Совокупность языка, складывающаяся из всей совокупности синтагматических и парадигматических взаимоотношений, есть потому совокупностью, что она скреплена отношениями между субстанциональными единицами, каждое звено которых — пучок конкретных взаимоотношений и возможно выяснить как контекст.
Все значимые единицы языка, начиная от слова и заканчивая группой предложений, входят как составные элементы в ту либо иную структуру высказывания, определяемую коммуникативным заданием, в котором смысл и место единицы заблаговременно предопределены неспециализированным планом сообщения. Контекст исходя из этого нужно разглядывать как настоящий языковой статус вербального общения людей, без которого немыслима однозначная коммуникация как предпосылка прагматического результата словесного высказывания. В этом замысле правомерно сказать не только о коммуникативной грамматике, но и о коммуникативной лексике, потому, что все единицы этих уровней подчинены законам образования словесных единиц, формируемых не на базе предложений и линейного сцепления слов, а на базе выбора единиц, значение которых задается не реестровым местом в совокупности языка, а любой раз семантическими параметрами конкретного коммуникативного отрезка. Эта значительная изюминка естественного языка как четко организованной совокупности и обусловливает контекстное функционирование языковых единиц .

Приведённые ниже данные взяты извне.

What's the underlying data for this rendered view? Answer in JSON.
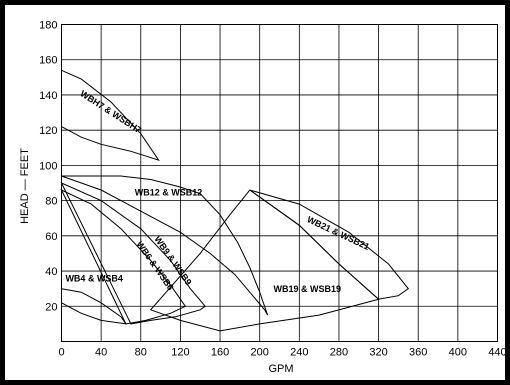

В языке не существует ни одной единицы независимо от уровня, на котором она функционирует, которая была бы полностью изолированной как в формальном, так и в содержательном замысле. Как минимальная семантическая единица, из которых составляется слово (аффиксы и корни), так и большая языковая единица — текст, характеризующийся сочетанием множества высказываний, обязательно входит в состав некоего определенного семантического микрополя, создающего условия для однозначного формирования той либо другой информации в семантически законченном отрезке коммуникации (от предложения и выше). Семантическая система (сфера поля) способна дать добро любую многозначность языковых единиц на базе корректировки значения ядерных единиц, складывающихся в организованную, так именуемую молекулярную семантическую единицу.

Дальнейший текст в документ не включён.